Building world order is not the monopoly of any civilisation, region or nation.

Some of the foundational principles and institutions of world order that we have today were developed – both independently and through mutual contact – by multiple societies, in similar if not same forms at different stages of history. These include anarchic and hierarchic inter-state systems, republicanism, freedom of seas, open trade, human rights, nationalism, humanitarian law, Great Power cooperation, and realpolitik and moral statecraft.

These and others can be traced to non-Western civilisations: Islam, Africa, pre Columbian Americas, Mongols, India and China, among others. The modern West is also a contributor, but often a late one, influenced by others.

Join Professor Amitav Acharya, UNESCO Chair in Transnational Challenges and Governance, as he discusses with Professor Louise Fawcett, Co-Director of the Oxford Martin Programme on Changing Global Orders, that though history does not repeat itself or is not cyclical, a five millennia look back does suggest possibilities and pathways for a pluralistic world order.

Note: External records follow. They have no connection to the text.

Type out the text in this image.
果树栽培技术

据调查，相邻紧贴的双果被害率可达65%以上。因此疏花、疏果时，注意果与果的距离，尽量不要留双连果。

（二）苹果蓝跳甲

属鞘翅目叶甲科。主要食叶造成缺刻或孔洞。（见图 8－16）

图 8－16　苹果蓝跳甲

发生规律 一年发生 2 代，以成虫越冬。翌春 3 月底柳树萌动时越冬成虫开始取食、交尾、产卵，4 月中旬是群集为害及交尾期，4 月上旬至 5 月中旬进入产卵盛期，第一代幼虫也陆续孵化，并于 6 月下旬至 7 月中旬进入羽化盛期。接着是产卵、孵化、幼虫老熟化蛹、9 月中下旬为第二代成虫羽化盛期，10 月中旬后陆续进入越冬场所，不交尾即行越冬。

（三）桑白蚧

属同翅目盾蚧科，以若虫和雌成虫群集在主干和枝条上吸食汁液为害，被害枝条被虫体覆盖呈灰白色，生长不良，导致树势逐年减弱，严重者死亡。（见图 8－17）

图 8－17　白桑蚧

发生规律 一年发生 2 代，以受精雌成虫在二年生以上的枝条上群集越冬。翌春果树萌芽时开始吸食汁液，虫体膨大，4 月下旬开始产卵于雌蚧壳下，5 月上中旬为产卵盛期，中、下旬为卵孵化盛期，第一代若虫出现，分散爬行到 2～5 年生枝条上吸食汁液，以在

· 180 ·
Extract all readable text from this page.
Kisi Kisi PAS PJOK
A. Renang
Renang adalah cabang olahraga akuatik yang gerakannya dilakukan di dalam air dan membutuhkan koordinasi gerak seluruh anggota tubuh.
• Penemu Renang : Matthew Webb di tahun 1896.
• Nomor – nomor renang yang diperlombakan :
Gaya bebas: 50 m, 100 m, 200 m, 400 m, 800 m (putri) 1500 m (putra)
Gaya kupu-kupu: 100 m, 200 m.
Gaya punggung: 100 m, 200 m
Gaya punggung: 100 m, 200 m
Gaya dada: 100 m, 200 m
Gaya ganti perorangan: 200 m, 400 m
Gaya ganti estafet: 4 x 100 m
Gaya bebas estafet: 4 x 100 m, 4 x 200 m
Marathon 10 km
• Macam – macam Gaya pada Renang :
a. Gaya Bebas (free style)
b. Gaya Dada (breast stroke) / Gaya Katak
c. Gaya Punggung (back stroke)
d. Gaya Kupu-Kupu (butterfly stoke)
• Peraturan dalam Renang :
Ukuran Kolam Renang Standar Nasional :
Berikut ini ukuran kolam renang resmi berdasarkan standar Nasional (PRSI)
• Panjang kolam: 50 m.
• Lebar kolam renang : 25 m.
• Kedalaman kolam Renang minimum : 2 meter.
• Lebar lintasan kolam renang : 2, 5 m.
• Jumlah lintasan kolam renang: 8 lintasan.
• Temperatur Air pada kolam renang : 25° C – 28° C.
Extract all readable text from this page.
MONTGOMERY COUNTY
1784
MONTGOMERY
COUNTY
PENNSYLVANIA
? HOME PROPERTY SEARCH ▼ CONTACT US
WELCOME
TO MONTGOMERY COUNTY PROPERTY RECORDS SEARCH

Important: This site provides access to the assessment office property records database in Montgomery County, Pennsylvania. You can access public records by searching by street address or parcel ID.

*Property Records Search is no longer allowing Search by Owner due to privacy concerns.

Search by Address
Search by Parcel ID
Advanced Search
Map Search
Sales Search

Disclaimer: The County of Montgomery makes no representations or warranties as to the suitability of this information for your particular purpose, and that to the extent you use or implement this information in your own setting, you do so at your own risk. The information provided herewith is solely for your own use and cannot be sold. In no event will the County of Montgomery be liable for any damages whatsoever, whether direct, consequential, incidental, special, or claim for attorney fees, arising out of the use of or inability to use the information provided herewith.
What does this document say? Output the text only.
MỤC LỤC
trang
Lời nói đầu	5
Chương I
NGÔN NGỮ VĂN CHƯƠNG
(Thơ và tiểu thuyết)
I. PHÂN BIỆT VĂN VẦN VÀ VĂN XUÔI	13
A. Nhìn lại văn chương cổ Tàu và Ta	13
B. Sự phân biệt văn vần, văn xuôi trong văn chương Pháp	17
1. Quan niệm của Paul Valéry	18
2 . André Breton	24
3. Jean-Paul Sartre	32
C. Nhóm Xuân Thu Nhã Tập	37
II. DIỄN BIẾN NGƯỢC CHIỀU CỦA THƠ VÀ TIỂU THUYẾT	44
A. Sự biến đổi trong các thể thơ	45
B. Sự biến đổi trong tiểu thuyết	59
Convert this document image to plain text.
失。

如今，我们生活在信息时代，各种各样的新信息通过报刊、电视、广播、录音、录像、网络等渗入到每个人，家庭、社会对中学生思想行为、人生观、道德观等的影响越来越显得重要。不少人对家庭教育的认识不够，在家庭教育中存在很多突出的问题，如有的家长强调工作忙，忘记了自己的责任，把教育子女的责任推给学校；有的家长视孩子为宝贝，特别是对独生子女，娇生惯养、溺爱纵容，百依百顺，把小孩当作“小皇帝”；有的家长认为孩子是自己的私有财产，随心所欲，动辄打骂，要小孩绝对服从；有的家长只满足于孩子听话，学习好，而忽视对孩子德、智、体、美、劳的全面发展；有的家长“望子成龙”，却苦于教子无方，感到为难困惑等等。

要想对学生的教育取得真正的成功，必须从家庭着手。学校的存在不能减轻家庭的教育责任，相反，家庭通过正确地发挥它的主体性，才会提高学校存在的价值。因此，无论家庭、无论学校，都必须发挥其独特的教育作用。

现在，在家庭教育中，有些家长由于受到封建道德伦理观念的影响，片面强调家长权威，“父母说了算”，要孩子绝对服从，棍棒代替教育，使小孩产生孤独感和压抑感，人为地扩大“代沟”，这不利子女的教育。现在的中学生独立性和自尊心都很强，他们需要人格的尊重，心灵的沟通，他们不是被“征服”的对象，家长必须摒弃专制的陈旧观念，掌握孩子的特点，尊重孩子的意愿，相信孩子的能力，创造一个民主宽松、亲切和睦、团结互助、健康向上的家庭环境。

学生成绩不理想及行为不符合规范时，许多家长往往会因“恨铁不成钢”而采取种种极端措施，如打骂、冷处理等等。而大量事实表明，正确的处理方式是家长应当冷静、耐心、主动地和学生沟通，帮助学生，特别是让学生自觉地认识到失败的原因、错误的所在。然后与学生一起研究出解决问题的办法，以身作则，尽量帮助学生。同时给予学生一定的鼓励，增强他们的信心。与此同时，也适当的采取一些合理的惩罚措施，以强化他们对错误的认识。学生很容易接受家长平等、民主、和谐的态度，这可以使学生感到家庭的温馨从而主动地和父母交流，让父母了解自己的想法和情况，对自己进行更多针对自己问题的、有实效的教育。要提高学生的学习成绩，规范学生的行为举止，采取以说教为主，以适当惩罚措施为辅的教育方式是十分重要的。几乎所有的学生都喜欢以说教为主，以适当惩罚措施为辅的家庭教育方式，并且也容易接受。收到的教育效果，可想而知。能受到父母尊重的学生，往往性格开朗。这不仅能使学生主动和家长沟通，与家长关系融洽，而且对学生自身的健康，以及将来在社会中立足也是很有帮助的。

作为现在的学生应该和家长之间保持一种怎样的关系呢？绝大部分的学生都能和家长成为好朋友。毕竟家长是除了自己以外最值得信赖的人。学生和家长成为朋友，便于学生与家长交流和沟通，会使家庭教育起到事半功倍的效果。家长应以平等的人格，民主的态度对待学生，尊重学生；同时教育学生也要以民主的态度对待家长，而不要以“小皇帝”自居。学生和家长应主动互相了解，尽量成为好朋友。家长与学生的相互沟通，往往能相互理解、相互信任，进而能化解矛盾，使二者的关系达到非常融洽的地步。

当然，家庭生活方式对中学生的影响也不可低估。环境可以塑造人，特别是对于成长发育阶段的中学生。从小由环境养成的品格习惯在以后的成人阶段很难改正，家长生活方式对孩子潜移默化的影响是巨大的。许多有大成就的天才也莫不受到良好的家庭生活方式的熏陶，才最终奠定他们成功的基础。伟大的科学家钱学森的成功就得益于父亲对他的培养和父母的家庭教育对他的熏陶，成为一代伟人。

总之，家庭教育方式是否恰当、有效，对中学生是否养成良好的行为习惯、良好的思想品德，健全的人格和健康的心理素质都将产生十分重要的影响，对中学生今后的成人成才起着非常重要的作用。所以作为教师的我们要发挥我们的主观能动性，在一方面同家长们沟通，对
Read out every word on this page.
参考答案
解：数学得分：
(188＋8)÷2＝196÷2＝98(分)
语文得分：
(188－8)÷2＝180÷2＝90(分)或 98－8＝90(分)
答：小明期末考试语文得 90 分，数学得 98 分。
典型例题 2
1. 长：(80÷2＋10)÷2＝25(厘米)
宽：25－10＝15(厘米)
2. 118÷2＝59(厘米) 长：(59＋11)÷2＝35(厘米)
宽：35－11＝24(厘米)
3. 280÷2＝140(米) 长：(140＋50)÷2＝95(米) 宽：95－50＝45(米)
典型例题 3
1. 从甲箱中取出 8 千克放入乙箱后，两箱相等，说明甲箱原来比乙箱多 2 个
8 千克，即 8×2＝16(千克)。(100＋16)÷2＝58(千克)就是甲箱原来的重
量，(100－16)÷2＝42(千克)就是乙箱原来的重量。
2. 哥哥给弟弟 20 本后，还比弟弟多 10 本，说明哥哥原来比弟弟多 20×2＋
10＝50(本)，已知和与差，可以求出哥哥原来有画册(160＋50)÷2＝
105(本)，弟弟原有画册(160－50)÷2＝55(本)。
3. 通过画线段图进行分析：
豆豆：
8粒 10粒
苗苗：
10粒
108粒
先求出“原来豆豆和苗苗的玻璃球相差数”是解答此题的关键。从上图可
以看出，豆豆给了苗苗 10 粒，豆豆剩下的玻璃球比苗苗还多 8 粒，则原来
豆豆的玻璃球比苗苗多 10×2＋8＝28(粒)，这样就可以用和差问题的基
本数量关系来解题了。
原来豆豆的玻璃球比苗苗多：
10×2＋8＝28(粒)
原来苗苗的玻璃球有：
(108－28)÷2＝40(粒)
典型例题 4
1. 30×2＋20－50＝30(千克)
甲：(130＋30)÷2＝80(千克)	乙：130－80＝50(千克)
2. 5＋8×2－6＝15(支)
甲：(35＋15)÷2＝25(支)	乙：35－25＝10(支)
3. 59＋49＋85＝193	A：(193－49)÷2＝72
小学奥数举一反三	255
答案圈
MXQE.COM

This is a joint event with the Oxford Martin Programme on Changing Global Orders.

Acharya Amitav

Professor Amitav Acharya
UNESCO Chair in Transnational Challenges and Governance

Amitav Acharya is the UNESCO Chair in Transnational Challenges and Governance and Distinguished Professor at the School of International Service, American University, Washington, DC.

His recent books include Constructing Global Order (Cambridge 2018); The End of American World Order (Polity 2014, 2018) and The Making of Global International Relations (Cambridge 2019: with Barry Buzan); His articles have appeared in International Organization, International Security, International Studies Quarterly, Foreign Affairs, Journal of Peace Research, International Affairs, Perspectives on Politics, and World Politics. A Past President of the International Studies Association (ISA), he is the winner of three ISA Distinguished Scholar Awards, that respectively cite his "contribution to non-Western IR theory and inclusion;” “influence, intellectual works and mentorship” in the field of international organisation; and “extraordinary impact” in globalising the study of International Relations.

Louise Fawcett cropped

Professor Louise Fawcett
Co-Director, Oxford Martin Programme on Changing Global Orders

Professor Louise Fawcett is Professor of International Relations and Wilfrid Knapp Fellow and Tutor in Politics, St Catherine’s College, University of Oxford, 1995 - present. From 2017-2020 she was Head of Oxford’s Department of Politics and International Relations (DPIR).

Her research focuses on comparative regional integration studies and the international relations of developing countries, notably the Middle East. Major publications include: Iran and the Cold War, Cambridge University Press, 2009; Regionalism in World Politics (ed. with Andrew Hurrell), Oxford University Press, 1995; The Third World Beyond the Cold War (ed. with Yezid Sayigh), Oxford University Press, 2000; Regionalism and Governance in the Americas (ed. with Monica Serrano), London, Palgrave, 2005; Interregionalism and the European Union (ed. with Mario Telò and Frederik Ponjaert) Ashgate 2015; The International Relations of the Middle East, ed., Oxford University Press, 5th edition (revised and expanded) 2019. She is currently working on a sixth revised edition of the International Relations of the Middle East. Professor Fawcett is a member of the editorial board of the UK journal International Affairs.